Your big break might come when you least expect it
There’s a renowned Canadian opera singer who has been performing for over twenty years, and from nearly the beginning of his career he has always done the main roles in opera. Most artists start with small roles (a few lines onstage and a minor character in the story), not him—only the key parts. How did he manage this? By being prepared for the role, even though he was only the understudy.
Be ready like you’re the lead
This singer was slated as the understudy for Papageno in Mozart’s The Magic Flute and for whatever reason, the person who was supposed to sing the part couldn’t. The role of an understudy is to a) study the role as part of professional development and b) be ready to go on if there is a problem with the lead (usually illness). Most understudies come to rehearsal mostly ready, by certainly not with the part completely coached and memorized—but not this singer. He was ready for rehearsal like he was going to prepare go on stage. So when this fluke of luck came up, he grabbed it and never looked back.
Are you ready to step in?
Being an understudy isn’t (or shouldn’t) be about showing up the lead. It’s about learning, coaching, and preparing yourself to be the lead down the road. Now think about your business. Are you ready to seize opportunities when they come like a bolt from the blue? Are you ready to give a demo at the last minute? Could you step in for your boss on a key sales call with only a little prep time?

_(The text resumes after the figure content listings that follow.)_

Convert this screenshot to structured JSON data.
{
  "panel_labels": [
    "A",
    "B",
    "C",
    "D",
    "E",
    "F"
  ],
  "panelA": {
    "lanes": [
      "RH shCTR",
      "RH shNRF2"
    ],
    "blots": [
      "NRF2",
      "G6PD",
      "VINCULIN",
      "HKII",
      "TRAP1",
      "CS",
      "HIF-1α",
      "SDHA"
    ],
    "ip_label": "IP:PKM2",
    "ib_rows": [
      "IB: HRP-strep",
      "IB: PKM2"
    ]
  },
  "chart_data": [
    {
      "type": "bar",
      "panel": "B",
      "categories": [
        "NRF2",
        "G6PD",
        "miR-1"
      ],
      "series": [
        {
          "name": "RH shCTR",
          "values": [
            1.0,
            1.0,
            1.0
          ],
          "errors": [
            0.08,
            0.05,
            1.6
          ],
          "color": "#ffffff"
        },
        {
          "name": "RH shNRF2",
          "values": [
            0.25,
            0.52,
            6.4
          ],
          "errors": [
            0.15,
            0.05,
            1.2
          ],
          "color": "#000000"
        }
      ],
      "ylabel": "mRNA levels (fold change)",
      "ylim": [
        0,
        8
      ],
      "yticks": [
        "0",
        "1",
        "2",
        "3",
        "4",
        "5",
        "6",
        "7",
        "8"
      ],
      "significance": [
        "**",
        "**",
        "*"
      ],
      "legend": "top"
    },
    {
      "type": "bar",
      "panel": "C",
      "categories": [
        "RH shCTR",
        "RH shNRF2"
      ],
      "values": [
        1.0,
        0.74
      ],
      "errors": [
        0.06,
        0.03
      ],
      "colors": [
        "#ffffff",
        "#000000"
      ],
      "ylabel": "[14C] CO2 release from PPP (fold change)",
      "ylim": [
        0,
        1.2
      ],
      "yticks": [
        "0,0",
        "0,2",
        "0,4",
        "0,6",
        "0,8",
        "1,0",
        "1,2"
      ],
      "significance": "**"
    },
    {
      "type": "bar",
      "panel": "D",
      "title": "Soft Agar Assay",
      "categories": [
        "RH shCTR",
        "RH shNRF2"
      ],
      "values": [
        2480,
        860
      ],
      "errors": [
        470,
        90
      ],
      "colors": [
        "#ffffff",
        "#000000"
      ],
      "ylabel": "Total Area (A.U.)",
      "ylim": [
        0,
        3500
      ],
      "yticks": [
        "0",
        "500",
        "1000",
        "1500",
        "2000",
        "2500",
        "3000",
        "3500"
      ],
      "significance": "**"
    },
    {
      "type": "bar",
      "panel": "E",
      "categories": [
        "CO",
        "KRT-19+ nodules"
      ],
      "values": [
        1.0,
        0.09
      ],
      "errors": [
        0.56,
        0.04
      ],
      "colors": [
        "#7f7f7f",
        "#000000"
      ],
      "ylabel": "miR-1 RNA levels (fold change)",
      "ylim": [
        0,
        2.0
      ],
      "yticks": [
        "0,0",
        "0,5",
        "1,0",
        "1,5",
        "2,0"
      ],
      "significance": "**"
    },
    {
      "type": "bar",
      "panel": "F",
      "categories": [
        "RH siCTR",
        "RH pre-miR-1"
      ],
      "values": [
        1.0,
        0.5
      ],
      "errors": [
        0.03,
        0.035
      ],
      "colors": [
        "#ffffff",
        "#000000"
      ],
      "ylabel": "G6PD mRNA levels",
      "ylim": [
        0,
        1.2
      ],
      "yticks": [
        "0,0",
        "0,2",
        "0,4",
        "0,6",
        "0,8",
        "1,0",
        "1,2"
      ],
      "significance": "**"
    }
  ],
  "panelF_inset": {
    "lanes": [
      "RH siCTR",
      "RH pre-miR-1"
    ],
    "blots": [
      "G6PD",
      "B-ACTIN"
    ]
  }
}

Being fully and confidently prepared to step into the shoes of the lead when called on is part of being a real pro. If you expand this to the rest of your organization, do you have your understudies ready? Are they taking the role of an understudy seriously? As a leader, you need to help groom the talent in your company, at least a few layers deep. Have the people in the wings who can step into a role if the need arose.
Being the understudy is a job
One last note about this singer’s story. The director told him he was surprised that he was “off book” (the part memorized) even though he was “just an understudy”, the singer was surprised. As an understudy his job was to learn and be ready to back up and go on if needed. The director said most singers don’t do that. Most singers weren’t ready at all.
Clearly he wasn’t (and isn’t) most singers. And clearly that choice to work hard and be thoroughly prepared at that crucial time has paid off in decades of lead roles.
- What role do you need to understudy?
- Are you ready to go on if called upon?
- Have you done the work to be ready?
- Could you seize the opportunity to take the lead?